I missed Magnificat’s excellent roster of female singers. Male falsetto singing is an imperfect substitute for the castratos and choirboys of Schütz’s and Cavalli’s day. Although the lower falsettists held their own on Saturday, the music clearly pushed the limitations of the sopranists’ technique. This especially affected countertenor Andrew Rader, who had to cope with getting through numerous challenging solos, singing high exposed lines, and projecting over a larger-than-usual band. This challenge extended to choral balance as well, when countertenors could not keep up with such basses as Peter Becker, who filled the room with his rich, demonic portrayal of Herod.
Lower-voice singing excelled throughout the evening, especially in a trio for Wise tenors and a quartet of High Priest baritones. In this latter section, Schütz made tribute to his own patrons through unnecessary lengthening of a biblical passage justifying aristocratic rule. The prominence of the word Herzog (meaning duke, like the Saxon rulers of Dresden: originally, Herzogtum Sachsen) bordered on the comical. The evening’s music included an abundance of madrigalisms: word painting such as a blunt orchestral tutti on the word omnes (all) or the fa-la-la dispersit (scattered) in Cavalli’s Magnificat. The suscepit israel sounded as if it could have come right out of Monteverdi’s collections of sacred music from the 1640s. It also occurred to me that the surprising chromatic harmonies in works like Schütz’s Vater Unser have an additional purpose in church music other than the play-by-play emotion of the madrigal school: to prevent boredom and keep one’s focus on the text and service.
Like the Bach “Passions,” the Schütz Weihnachshistorie contains a lengthy part for a tenor evangelist. Very light baritone Martin Hummel sang this from memory. This was less impressive for me than for the audience, because I had sung it before, but I also found it out of place when everyone else performed on book. In the context of the concert’s liturgical reconstruction, the music took the place of a gospel reading and sermon (in its time, often one by Martin Luther), which are also read from books. There is a tradition of “pretend reading” in oratorios and similar works, but the tradition extends to modern Catholic Masses where the priest ostentatiously appears to read the creed even though he knows it by heart. Hummel, who is German, sings with a bit of a lisp, which I attribute to a Badisch dialect.
Filling out the concert was an opulent setting of Psalm 122 by Vincenzo Albrici (1631–1695), one of many Italians working for the Dresden musical establishment, along with a few interspersed Lutheran chorales.

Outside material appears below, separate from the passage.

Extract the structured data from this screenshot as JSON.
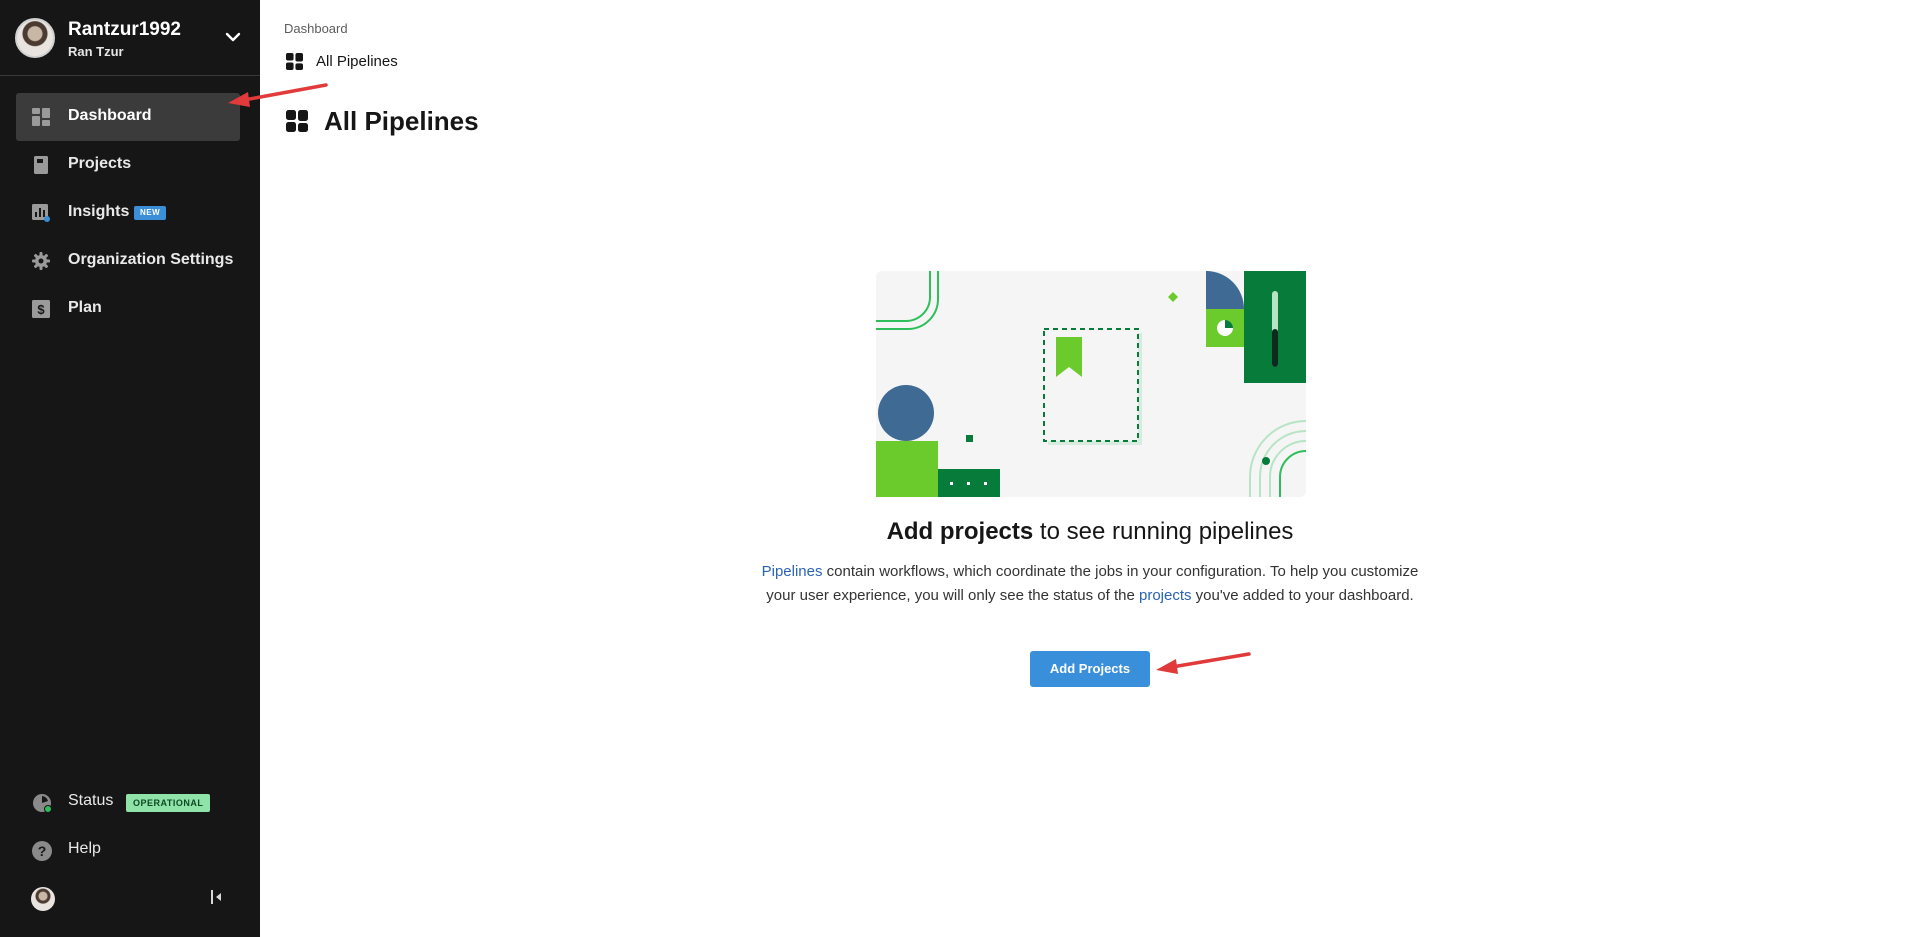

The religious elements of the program provided ample context to better understand the music without going too far in turning the concert into a church service, as has occasionally been one of Magnificat’s faults. This was especially informative because listeners rarely encounter Lutheran vespers these days. Even the music of that tradition is infrequently performed among professional early-music ensembles. The straitjacket of standing forces in modern period-instrument orchestras limits modern opportunities to hear works from the 17th century, thus reducing our understanding of how the music of Schütz and his contemporaries influenced familiar repertory works of later times.